This is no homework, it's for exam practice.
Show that $\lim_{x\rightarrow 0}\frac{1}{x}ln(1+ax) = a$
where $a \in \mathbb{R}\setminus \left \{ 0 \right \}$ is chosen definitely / fixed (whatever this means...?) and $c = \frac{1}{a}$
Hint: Use the difference quotient.
So the difference quotient is defined like this:
$\lim_{x\rightarrow x_{0}}\frac{f(x)-f(x_{0})}{x-x_{0}}= f'(x)$
But now, what is my $x_{0}$? I think $x_{0} = 0$.
The problem is if I try to use the difference quotient then it will not work for zero because I will have to divide through it since there is a $\frac{1}{x}$...
And using L'Hôpital won't work sadly because the criteria isn't fulfilled, we got $\frac{something}{0}$.
So how would I use the difference quotient on this and how do I know how I have to choose my $x_{0}$ if it hasn't been set by the teacher?
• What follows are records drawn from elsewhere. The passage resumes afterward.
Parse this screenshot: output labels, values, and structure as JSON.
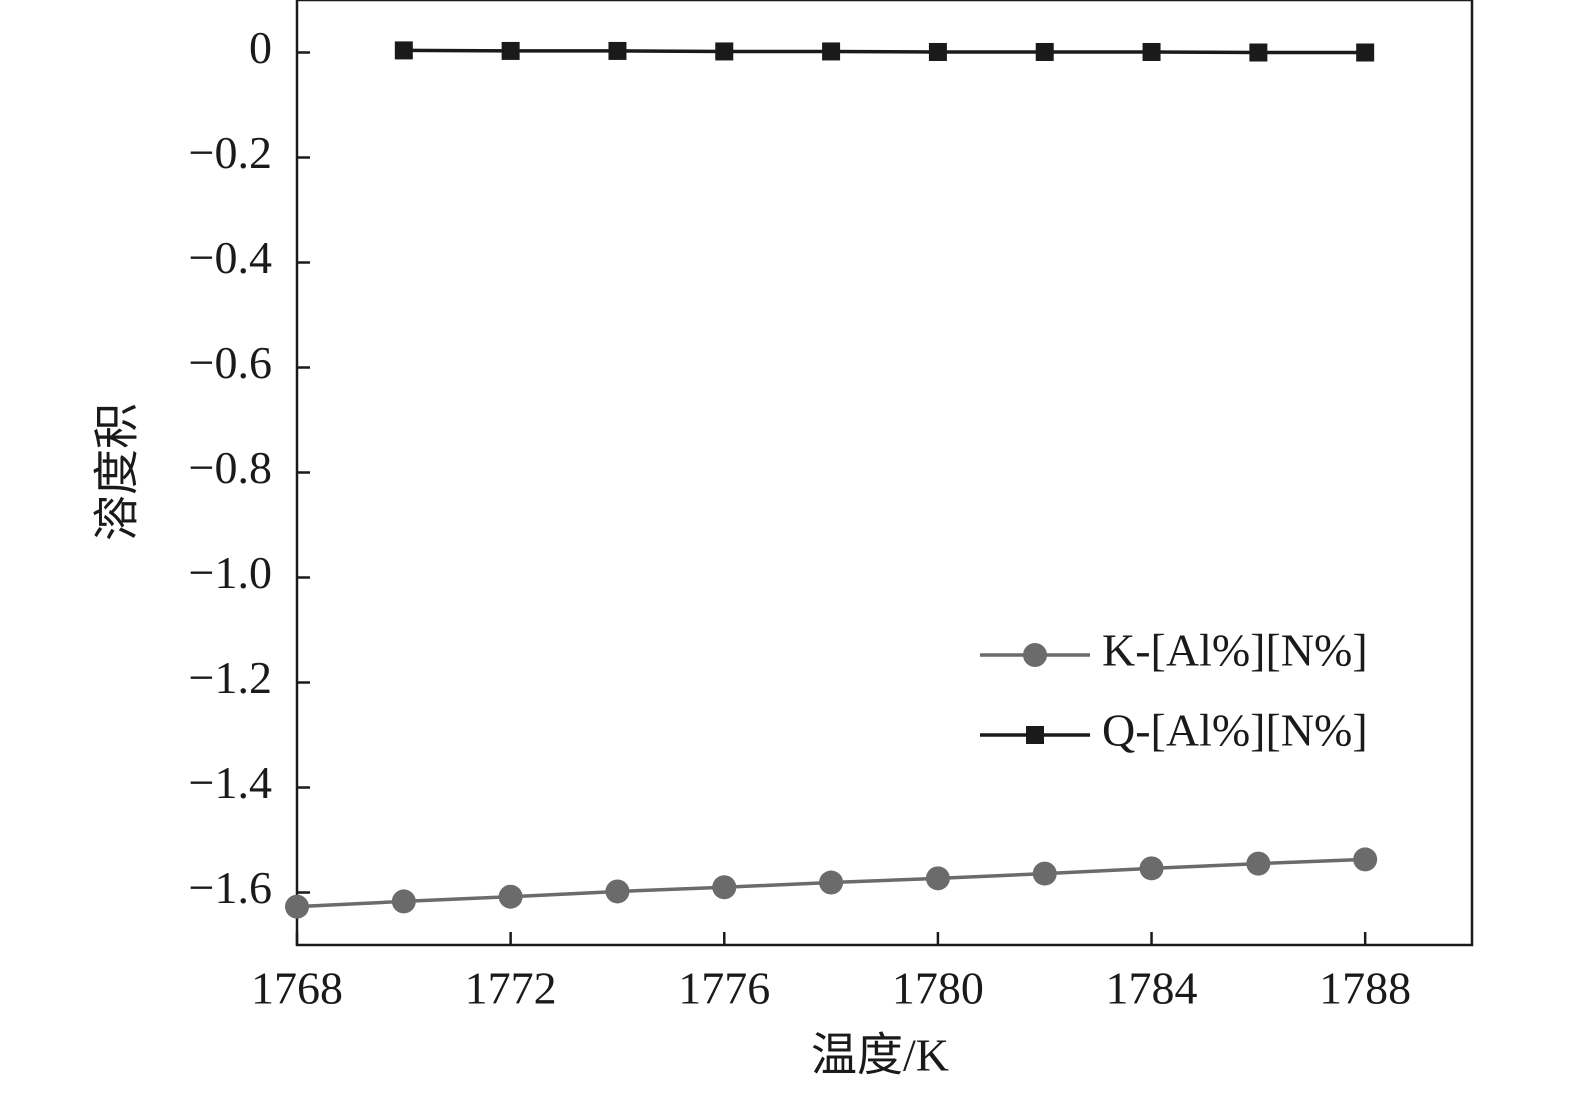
{
  "chart_data": {
    "type": "line",
    "x_label": "温度/K",
    "y_label": "溶度积",
    "xlim": [
      1768,
      1790
    ],
    "xticks": [
      1768,
      1772,
      1776,
      1780,
      1784,
      1788
    ],
    "ylim": [
      -1.7,
      0.1
    ],
    "yticks": [
      0,
      {
        "value": -0.2,
        "label": "−0.2"
      },
      {
        "value": -0.4,
        "label": "−0.4"
      },
      {
        "value": -0.6,
        "label": "−0.6"
      },
      {
        "value": -0.8,
        "label": "−0.8"
      },
      {
        "value": -1.0,
        "label": "−1.0"
      },
      {
        "value": -1.2,
        "label": "−1.2"
      },
      {
        "value": -1.4,
        "label": "−1.4"
      },
      {
        "value": -1.6,
        "label": "−1.6"
      }
    ],
    "legend": "right",
    "series": [
      {
        "name": "K-[Al%][N%]",
        "color": "#6b6b6b",
        "marker": "circle",
        "x": [
          1768,
          1770,
          1772,
          1774,
          1776,
          1778,
          1780,
          1782,
          1784,
          1786,
          1788
        ],
        "values": [
          -1.627,
          -1.617,
          -1.608,
          -1.598,
          -1.59,
          -1.581,
          -1.573,
          -1.564,
          -1.554,
          -1.545,
          -1.537
        ]
      },
      {
        "name": "Q-[Al%][N%]",
        "color": "#1a1a1a",
        "marker": "square",
        "x": [
          1770,
          1772,
          1774,
          1776,
          1778,
          1780,
          1782,
          1784,
          1786,
          1788
        ],
        "values": [
          0.004,
          0.003,
          0.003,
          0.002,
          0.002,
          0.001,
          0.001,
          0.001,
          0.0,
          0.0
        ]
      }
    ]
  }
}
I've always thought you choose a value where the function isn't defined, is that true?
I don't expect a solution but some answers to some of my questions would be very useful for me.
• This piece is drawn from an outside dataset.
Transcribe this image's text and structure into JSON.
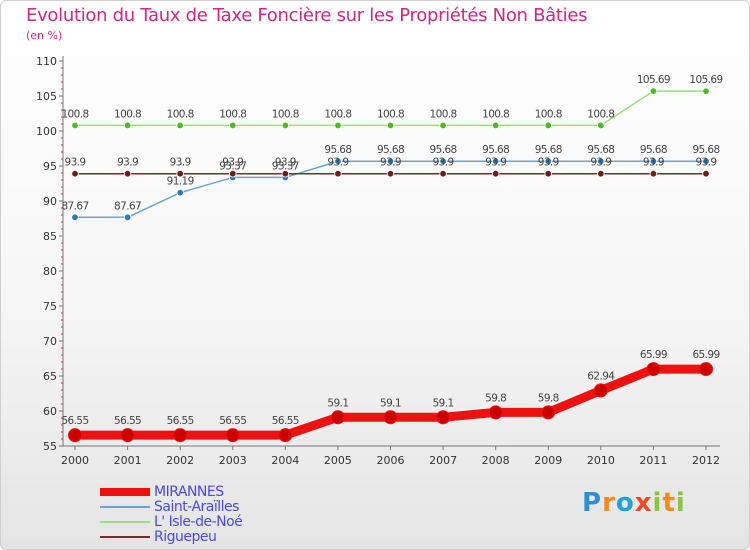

Let $f(x)=\ln(1+ax)$ and $x_0=0$ in the difference quotient. Then $$\frac{f(x)-f(0)}{x-0}=\frac{\ln(1+ax)-\ln(1+a(0))}{x-0}=\frac{1}{x}\ln(1+ax).$$
This tells you that the limit you want is just $f'(0)$.
Proving the limit in this way (or using L'Hospital's rule as in the other answer) is dishonest/circular because you need to know the value of the limit to calculate $f'$.